Rheumatoid arthritis (PMR) is a disease that causes inflammation of the tendon, muscle, ligament and tissue around the joint. It is accompanied by major muscle pain, pain, morning stiffness, fatigue, possibly fever. Inflammation of large vessels may lead to blindness and aneurysms, but it may be related to temporal arteritis (TA), also called severe condition, giant cell arteritis. In addition, due to insufficient blood flow (claudication of limbs) symptomatic syndrome can occur where use of arms and legs causes spasms. PMR is diagnosed when the clinical picture is present with an elevated mark of expansion (ESR and / or CRP).

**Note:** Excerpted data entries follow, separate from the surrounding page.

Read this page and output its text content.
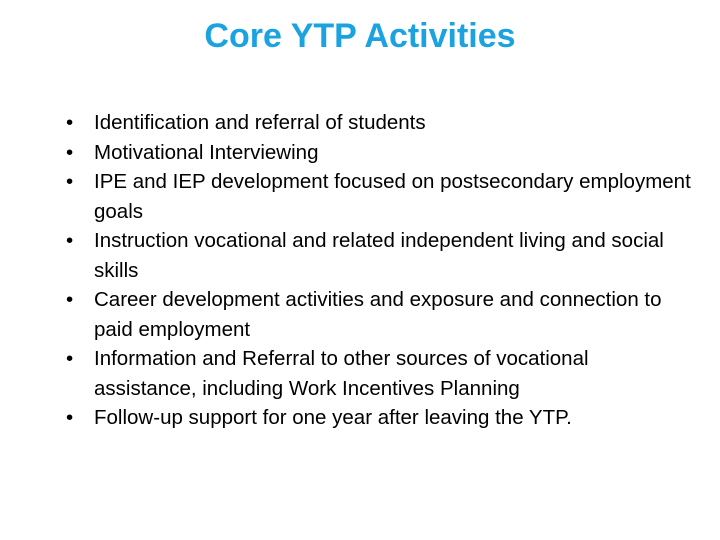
Core YTP Activities
•	Identification and referral of students
•	Motivational Interviewing
•	IPE and IEP development focused on postsecondary employment goals
•	Instruction vocational and related independent living and social skills
•	Career development activities and exposure and connection to paid employment
•	Information and Referral to other sources of vocational assistance, including Work Incentives Planning
•	Follow-up support for one year after leaving the YTP.
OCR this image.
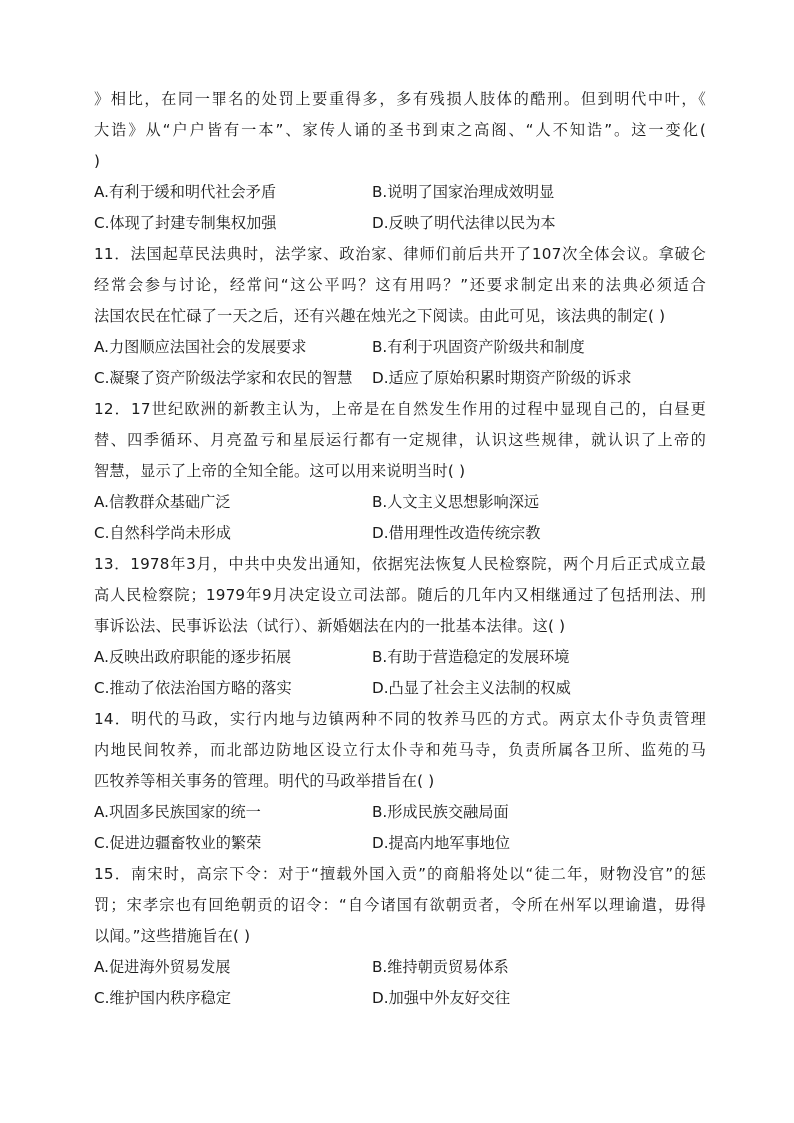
》相比，在同一罪名的处罚上要重得多，多有残损人肢体的酷刑。但到明代中叶，《
大诰》从“户户皆有一本”、家传人诵的圣书到束之高阁、“人不知诰”。这一变化(
)
A.有利于缓和明代社会矛盾	B.说明了国家治理成效明显
C.体现了封建专制集权加强	D.反映了明代法律以民为本
11．法国起草民法典时，法学家、政治家、律师们前后共开了107次全体会议。拿破仑
经常会参与讨论，经常问“这公平吗？这有用吗？”还要求制定出来的法典必须适合
法国农民在忙碌了一天之后，还有兴趣在烛光之下阅读。由此可见，该法典的制定( )
A.力图顺应法国社会的发展要求	B.有利于巩固资产阶级共和制度
C.凝聚了资产阶级法学家和农民的智慧	D.适应了原始积累时期资产阶级的诉求
12．17世纪欧洲的新教主认为，上帝是在自然发生作用的过程中显现自己的，白昼更
替、四季循环、月亮盈亏和星辰运行都有一定规律，认识这些规律，就认识了上帝的
智慧，显示了上帝的全知全能。这可以用来说明当时( )
A.信教群众基础广泛	B.人文主义思想影响深远
C.自然科学尚未形成	D.借用理性改造传统宗教
13．1978年3月，中共中央发出通知，依据宪法恢复人民检察院，两个月后正式成立最
高人民检察院；1979年9月决定设立司法部。随后的几年内又相继通过了包括刑法、刑
事诉讼法、民事诉讼法（试行）、新婚姻法在内的一批基本法律。这( )
A.反映出政府职能的逐步拓展	B.有助于营造稳定的发展环境
C.推动了依法治国方略的落实	D.凸显了社会主义法制的权威
14．明代的马政，实行内地与边镇两种不同的牧养马匹的方式。两京太仆寺负责管理
内地民间牧养，而北部边防地区设立行太仆寺和苑马寺，负责所属各卫所、监苑的马
匹牧养等相关事务的管理。明代的马政举措旨在( )
A.巩固多民族国家的统一	B.形成民族交融局面
C.促进边疆畜牧业的繁荣	D.提高内地军事地位
15．南宋时，高宗下令：对于“擅载外国入贡”的商船将处以“徒二年，财物没官”的惩
罚；宋孝宗也有回绝朝贡的诏令：“自今诸国有欲朝贡者，令所在州军以理谕遣，毋得
以闻。”这些措施旨在( )
A.促进海外贸易发展	B.维持朝贡贸易体系
C.维护国内秩序稳定	D.加强中外友好交往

If temporal arteritis is suspected (headaches, changes in vision, limbs of lameness), temporal artery biopsy may be required to indicate vascular inflammation.

PMR and TA may show symmetric inflammatory arthritis similar to RA. These diseases can usually be distinguished by blood tests. In addition, headaches, changes in vision, large muscle pain are rare in RA, and PMR and / or TA need to be considered when these are present.

In the second part of this article we discuss the infections that need to be considered in the differential diagnosis of rheumatoid arthritis. When RA is suspected, it is important to consult a specialist rheumatologist.